Тем временем в Европе, видя восстановление внутреннего единства России, начали осторожно менять риторику. Газеты Берлина и Парижа писали о «новом русском царе, который действует, а не декларирует».

А в Японии появилось аналитическое сообщение в депешах:

«Русская империя становится опасна вновь. Не за счёт пушек, но за счёт того, что накормит миллионы».

В кабинете я разложил карту. Красным были отмечены новые пахотные земли, синим — транспортные пути, зелёным — крестьянские кооперативы.

- Земля и хлеб, — тихо сказал я. — Вот две колонны, на которых воздвигнем новую Империю.

Вернувшись в Зимний дворец, я собрал круг экономистов и молодых реформаторов. На повестке — идея создания Государственного Земельного Банка, который бы выкупал излишки земли у крупных помещиков и передавал их малоземельным крестьянам на льготных условиях.

- Мы не просто делим землю, — подчеркнул я, обводя взглядом собравшихся. — Мы создаём новую экономику — крестьянскую, устойчивую, осознанную.

Противодействие было яростным. Некоторые представители аристократии заявили, что "император становится популистом". Но я уже знал цену бездействию — 1917-й год всё ещё был у меня в памяти, как боль и предупреждение.

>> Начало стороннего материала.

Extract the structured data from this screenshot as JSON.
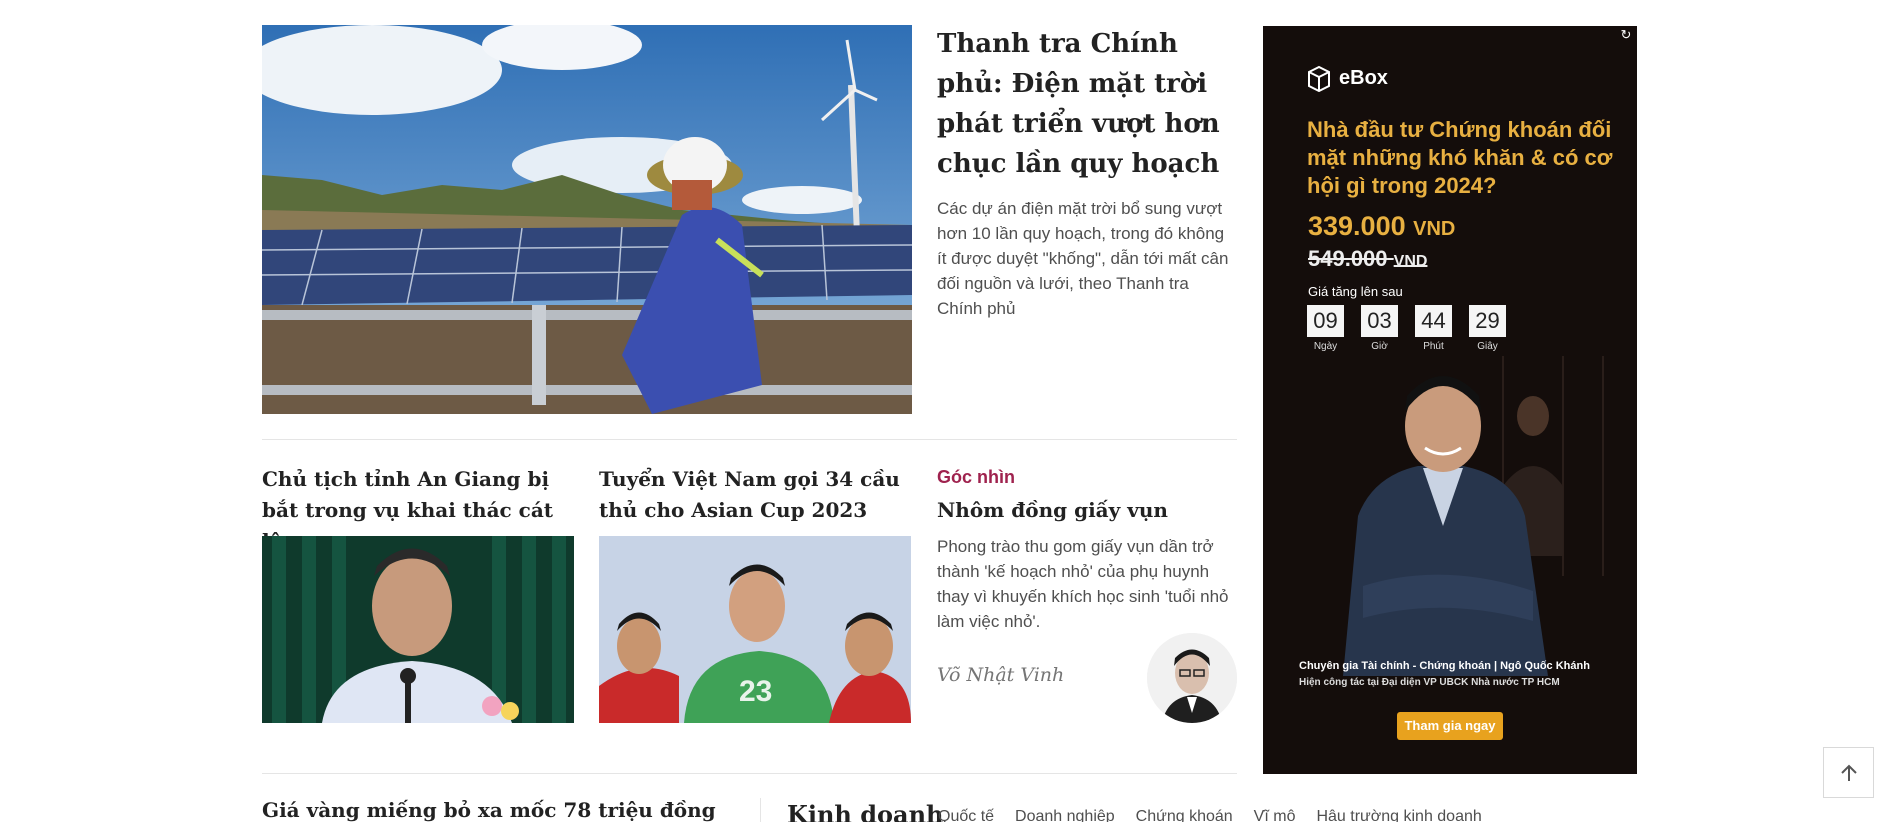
{
  "featured": {
    "title": "Thanh tra Chính phủ: Điện mặt trời phát triển vượt hơn chục lần quy hoạch",
    "description": "Các dự án điện mặt trời bổ sung vượt hơn 10 lần quy hoạch, trong đó không ít được duyệt \"khống\", dẫn tới mất cân đối nguồn và lưới, theo Thanh tra Chính phủ"
  },
  "sub_articles": [
    {
      "title": "Chủ tịch tỉnh An Giang bị bắt trong vụ khai thác cát lậu"
    },
    {
      "title": "Tuyển Việt Nam gọi 34 cầu thủ cho Asian Cup 2023"
    }
  ],
  "opinion": {
    "category": "Góc nhìn",
    "title": "Nhôm đồng giấy vụn",
    "description": "Phong trào thu gom giấy vụn dần trở thành 'kế hoạch nhỏ' của phụ huynh thay vì khuyến khích học sinh 'tuổi nhỏ làm việc nhỏ'.",
    "author": "Võ Nhật Vinh"
  },
  "bottom": {
    "article_title": "Giá vàng miếng bỏ xa mốc 78 triệu đồng",
    "section_title": "Kinh doanh",
    "section_links": [
      "Quốc tế",
      "Doanh nghiệp",
      "Chứng khoán",
      "Vĩ mô",
      "Hậu trường kinh doanh"
    ]
  },
  "ad": {
    "brand": "eBox",
    "headline": "Nhà đầu tư Chứng khoán đối mặt những khó khăn & có cơ hội gì trong 2024?",
    "price": "339.000",
    "old_price": "549.000",
    "currency": "VND",
    "rise_label": "Giá tăng lên sau",
    "countdown": [
      {
        "value": "09",
        "label": "Ngày"
      },
      {
        "value": "03",
        "label": "Giờ"
      },
      {
        "value": "44",
        "label": "Phút"
      },
      {
        "value": "29",
        "label": "Giây"
      }
    ],
    "caption_line1": "Chuyên gia Tài chính - Chứng khoán  |  Ngô Quốc Khánh",
    "caption_line2": "Hiện công tác tại Đại diện VP UBCK Nhà nước TP HCM",
    "cta": "Tham gia ngay"
  },
  "colors": {
    "opinion_category": "#9f224e",
    "ad_background": "#140d0b",
    "ad_accent": "#e8b041",
    "ad_button": "#e8a21e"
  }
}
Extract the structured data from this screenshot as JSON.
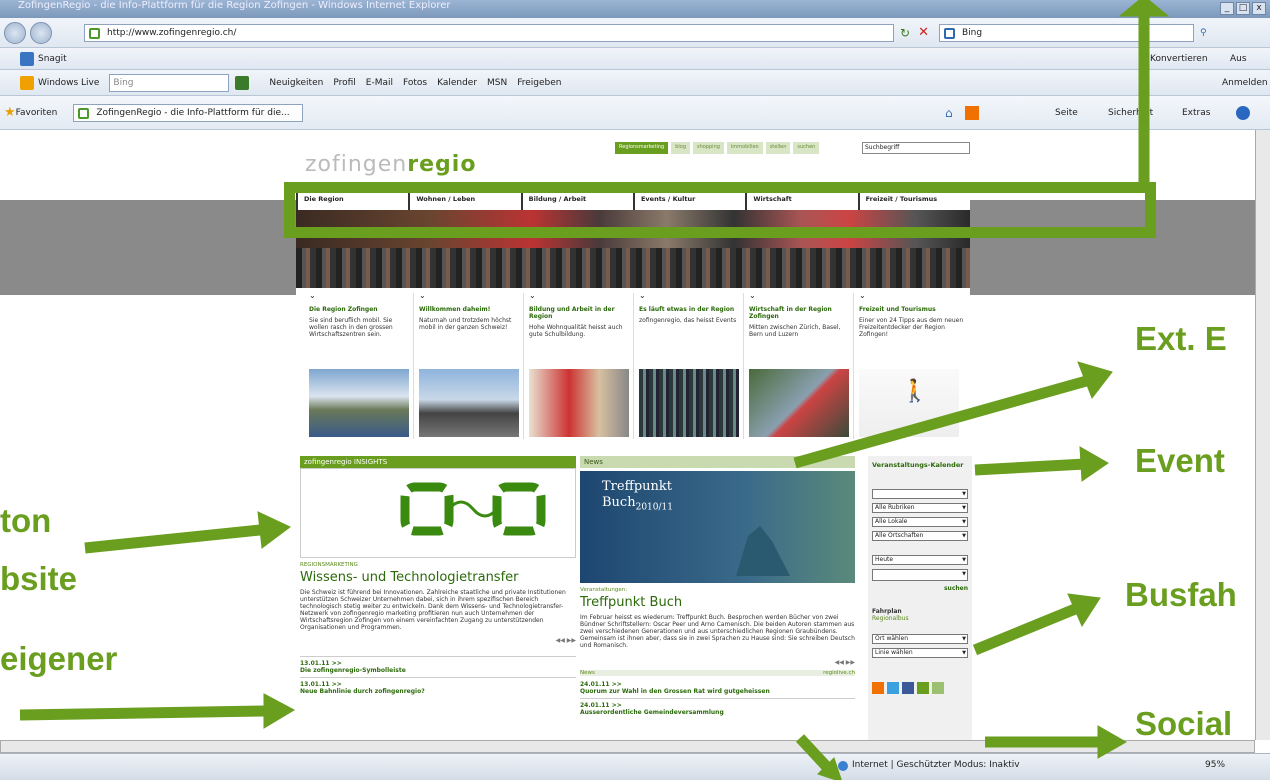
{
  "browser": {
    "window_title": "ZofingenRegio - die Info-Plattform für die Region Zofingen - Windows Internet Explorer",
    "url": "http://www.zofingenregio.ch/",
    "search_placeholder": "Bing",
    "menu": [
      "Snagit"
    ],
    "menu_right": [
      "Konvertieren",
      "Aus"
    ],
    "wl_label": "Windows Live",
    "wl_search": "Bing",
    "wl_links": [
      "Neuigkeiten",
      "Profil",
      "E-Mail",
      "Fotos",
      "Kalender",
      "MSN",
      "Freigeben"
    ],
    "wl_signin": "Anmelden",
    "favorites_label": "Favoriten",
    "tab_title": "ZofingenRegio - die Info-Plattform für die...",
    "cmd": [
      "Seite",
      "Sicherheit",
      "Extras"
    ],
    "status_zone": "Internet | Geschützter Modus: Inaktiv",
    "zoom": "95%"
  },
  "site": {
    "logo_light": "zofingen",
    "logo_bold": "regio",
    "top_links": [
      "Regionsmarketing",
      "blog",
      "shopping",
      "immobilien",
      "stellen",
      "suchen"
    ],
    "search_value": "Suchbegriff",
    "nav": [
      "Die Region",
      "Wohnen / Leben",
      "Bildung / Arbeit",
      "Events / Kultur",
      "Wirtschaft",
      "Freizeit / Tourismus"
    ],
    "teasers": [
      {
        "title": "Die Region Zofingen",
        "text": "Sie sind beruflich mobil. Sie wollen rasch in den grossen Wirtschaftszentren sein."
      },
      {
        "title": "Willkommen daheim!",
        "text": "Naturnah und trotzdem höchst mobil in der ganzen Schweiz!"
      },
      {
        "title": "Bildung und Arbeit in der Region",
        "text": "Hohe Wohnqualität heisst auch gute Schulbildung."
      },
      {
        "title": "Es läuft etwas in der Region",
        "text": "zofingenregio, das heisst Events"
      },
      {
        "title": "Wirtschaft in der Region Zofingen",
        "text": "Mitten zwischen Zürich, Basel, Bern und Luzern"
      },
      {
        "title": "Freizeit und Tourismus",
        "text": "Einer von 24 Tipps aus dem neuen Freizeitentdecker der Region Zofingen!"
      }
    ],
    "insights": {
      "head": "zofingenregio INSIGHTS",
      "kicker": "REGIONSMARKETING",
      "title": "Wissens- und Technologietransfer",
      "text": "Die Schweiz ist führend bei Innovationen. Zahlreiche staatliche und private Institutionen unterstützen Schweizer Unternehmen dabei, sich in ihrem spezifischen Bereich technologisch stetig weiter zu entwickeln. Dank dem Wissens- und Technologietransfer-Netzwerk von zofingenregio marketing profitieren nun auch Unternehmen der Wirtschaftsregion Zofingen von einem vereinfachten Zugang zu unterstützenden Organisationen und Programmen.",
      "pager": "◀◀  ▶▶",
      "items": [
        {
          "date": "13.01.11 >>",
          "title": "Die zofingenregio-Symbolleiste"
        },
        {
          "date": "13.01.11 >>",
          "title": "Neue Bahnlinie durch zofingenregio?"
        }
      ]
    },
    "news": {
      "head": "News",
      "banner_line1": "Treffpunkt",
      "banner_line2": "Buch",
      "banner_year": "2010/11",
      "kicker": "Veranstaltungen:",
      "title": "Treffpunkt Buch",
      "text": "Im Februar heisst es wiederum: Treffpunkt Buch. Besprochen werden Bücher von zwei Bündner Schriftstellern: Oscar Peer und Arno Camenisch. Die beiden Autoren stammen aus zwei verschiedenen Generationen und aus unterschiedlichen Regionen Graubündens. Gemeinsam ist ihnen aber, dass sie in zwei Sprachen zu Hause sind: Sie schreiben Deutsch und Romanisch.",
      "pager": "◀◀  ▶▶",
      "sub_left": "News",
      "sub_right": "regiolive.ch",
      "items": [
        {
          "date": "24.01.11 >>",
          "title": "Quorum zur Wahl in den Grossen Rat wird gutgeheissen"
        },
        {
          "date": "24.01.11 >>",
          "title": "Ausserordentliche Gemeindeversammlung"
        }
      ]
    },
    "calendar": {
      "head": "Veranstaltungs-Kalender",
      "selects": [
        "Alle Rubriken",
        "Alle Lokale",
        "Alle Ortschaften"
      ],
      "date_select": "Heute",
      "search": "suchen",
      "fahrplan": "Fahrplan",
      "regionalbus": "Regionalbus",
      "bus_selects": [
        "Ort wählen",
        "Linie wählen"
      ]
    }
  },
  "annotations": [
    "Ext. E",
    "Event",
    "ton",
    "bsite",
    "Busfah",
    "eigener",
    "Social"
  ]
}
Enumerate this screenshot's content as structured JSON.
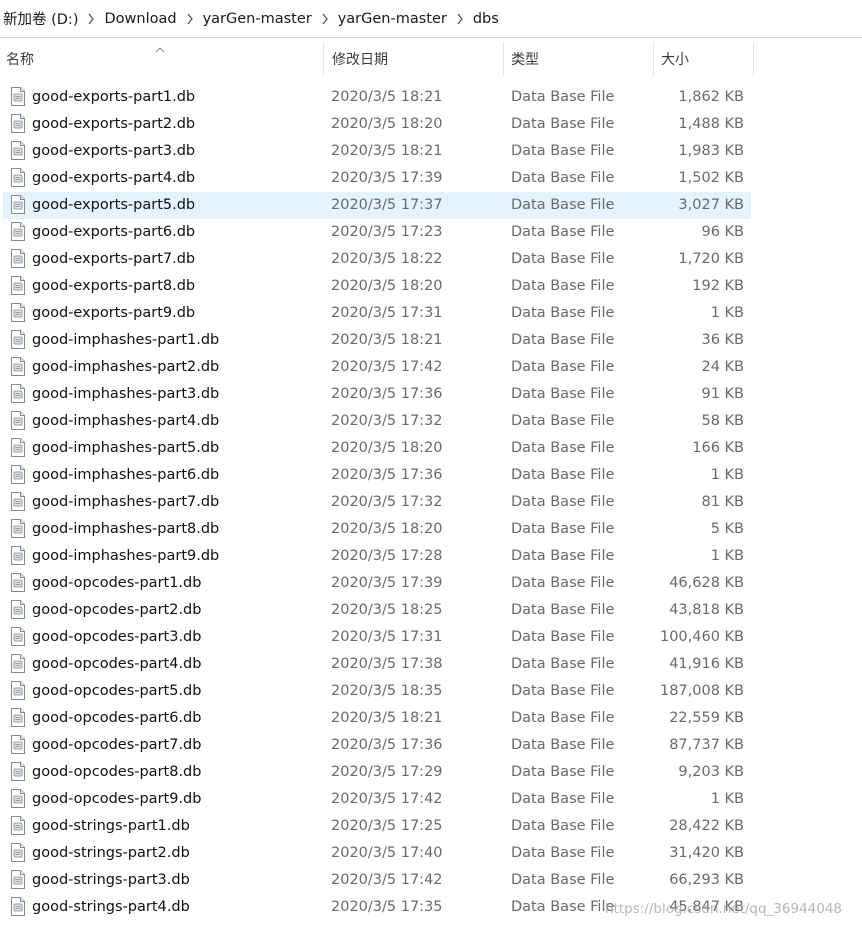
{
  "breadcrumb": [
    "新加卷 (D:)",
    "Download",
    "yarGen-master",
    "yarGen-master",
    "dbs"
  ],
  "columns": {
    "name": "名称",
    "date": "修改日期",
    "type": "类型",
    "size": "大小"
  },
  "selected_index": 4,
  "colors": {
    "selected_row": "#e5f3ff",
    "secondary_text": "#6a6a6a"
  },
  "files": [
    {
      "name": "good-exports-part1.db",
      "date": "2020/3/5 18:21",
      "type": "Data Base File",
      "size": "1,862 KB"
    },
    {
      "name": "good-exports-part2.db",
      "date": "2020/3/5 18:20",
      "type": "Data Base File",
      "size": "1,488 KB"
    },
    {
      "name": "good-exports-part3.db",
      "date": "2020/3/5 18:21",
      "type": "Data Base File",
      "size": "1,983 KB"
    },
    {
      "name": "good-exports-part4.db",
      "date": "2020/3/5 17:39",
      "type": "Data Base File",
      "size": "1,502 KB"
    },
    {
      "name": "good-exports-part5.db",
      "date": "2020/3/5 17:37",
      "type": "Data Base File",
      "size": "3,027 KB"
    },
    {
      "name": "good-exports-part6.db",
      "date": "2020/3/5 17:23",
      "type": "Data Base File",
      "size": "96 KB"
    },
    {
      "name": "good-exports-part7.db",
      "date": "2020/3/5 18:22",
      "type": "Data Base File",
      "size": "1,720 KB"
    },
    {
      "name": "good-exports-part8.db",
      "date": "2020/3/5 18:20",
      "type": "Data Base File",
      "size": "192 KB"
    },
    {
      "name": "good-exports-part9.db",
      "date": "2020/3/5 17:31",
      "type": "Data Base File",
      "size": "1 KB"
    },
    {
      "name": "good-imphashes-part1.db",
      "date": "2020/3/5 18:21",
      "type": "Data Base File",
      "size": "36 KB"
    },
    {
      "name": "good-imphashes-part2.db",
      "date": "2020/3/5 17:42",
      "type": "Data Base File",
      "size": "24 KB"
    },
    {
      "name": "good-imphashes-part3.db",
      "date": "2020/3/5 17:36",
      "type": "Data Base File",
      "size": "91 KB"
    },
    {
      "name": "good-imphashes-part4.db",
      "date": "2020/3/5 17:32",
      "type": "Data Base File",
      "size": "58 KB"
    },
    {
      "name": "good-imphashes-part5.db",
      "date": "2020/3/5 18:20",
      "type": "Data Base File",
      "size": "166 KB"
    },
    {
      "name": "good-imphashes-part6.db",
      "date": "2020/3/5 17:36",
      "type": "Data Base File",
      "size": "1 KB"
    },
    {
      "name": "good-imphashes-part7.db",
      "date": "2020/3/5 17:32",
      "type": "Data Base File",
      "size": "81 KB"
    },
    {
      "name": "good-imphashes-part8.db",
      "date": "2020/3/5 18:20",
      "type": "Data Base File",
      "size": "5 KB"
    },
    {
      "name": "good-imphashes-part9.db",
      "date": "2020/3/5 17:28",
      "type": "Data Base File",
      "size": "1 KB"
    },
    {
      "name": "good-opcodes-part1.db",
      "date": "2020/3/5 17:39",
      "type": "Data Base File",
      "size": "46,628 KB"
    },
    {
      "name": "good-opcodes-part2.db",
      "date": "2020/3/5 18:25",
      "type": "Data Base File",
      "size": "43,818 KB"
    },
    {
      "name": "good-opcodes-part3.db",
      "date": "2020/3/5 17:31",
      "type": "Data Base File",
      "size": "100,460 KB"
    },
    {
      "name": "good-opcodes-part4.db",
      "date": "2020/3/5 17:38",
      "type": "Data Base File",
      "size": "41,916 KB"
    },
    {
      "name": "good-opcodes-part5.db",
      "date": "2020/3/5 18:35",
      "type": "Data Base File",
      "size": "187,008 KB"
    },
    {
      "name": "good-opcodes-part6.db",
      "date": "2020/3/5 18:21",
      "type": "Data Base File",
      "size": "22,559 KB"
    },
    {
      "name": "good-opcodes-part7.db",
      "date": "2020/3/5 17:36",
      "type": "Data Base File",
      "size": "87,737 KB"
    },
    {
      "name": "good-opcodes-part8.db",
      "date": "2020/3/5 17:29",
      "type": "Data Base File",
      "size": "9,203 KB"
    },
    {
      "name": "good-opcodes-part9.db",
      "date": "2020/3/5 17:42",
      "type": "Data Base File",
      "size": "1 KB"
    },
    {
      "name": "good-strings-part1.db",
      "date": "2020/3/5 17:25",
      "type": "Data Base File",
      "size": "28,422 KB"
    },
    {
      "name": "good-strings-part2.db",
      "date": "2020/3/5 17:40",
      "type": "Data Base File",
      "size": "31,420 KB"
    },
    {
      "name": "good-strings-part3.db",
      "date": "2020/3/5 17:42",
      "type": "Data Base File",
      "size": "66,293 KB"
    },
    {
      "name": "good-strings-part4.db",
      "date": "2020/3/5 17:35",
      "type": "Data Base File",
      "size": "45,847 KB"
    }
  ],
  "watermark": "https://blog.csdn.net/qq_36944048",
  "icons": {
    "file": "database-file-icon",
    "separator": "chevron-right-icon",
    "sort": "sort-ascending-icon"
  }
}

Параллельно мы начали реформу сельскохозяйственного образования. В каждом уезде учреждались агрошколы, распространялись новые методы обработки земли, внедрялись механизмы кооперации. Появилось новое слово — фермер, и оно больше не звучало как иностранное. Однажды вечером я получил телеграмму из Полтавской губернии:

"Хлеба хватило. Урожай вдвое выше, чем в прошлом году. Спасибо за шанс, которого мы ждали сто лет."

Я сложил телеграмму, закрыл глаза. Всё это — было ради них.

И всё же над полями сгущались тучи. Из Австро-Венгрии пришло известие: аграрный кризис усугубляется, венгры требуют хлеба, а немцы — порядка. Европа снова смотрела на Восток — теперь не как на слабое звено, а как на возможную житницу и угрозу.

В воздухе пахло порохом и зерном одновременно.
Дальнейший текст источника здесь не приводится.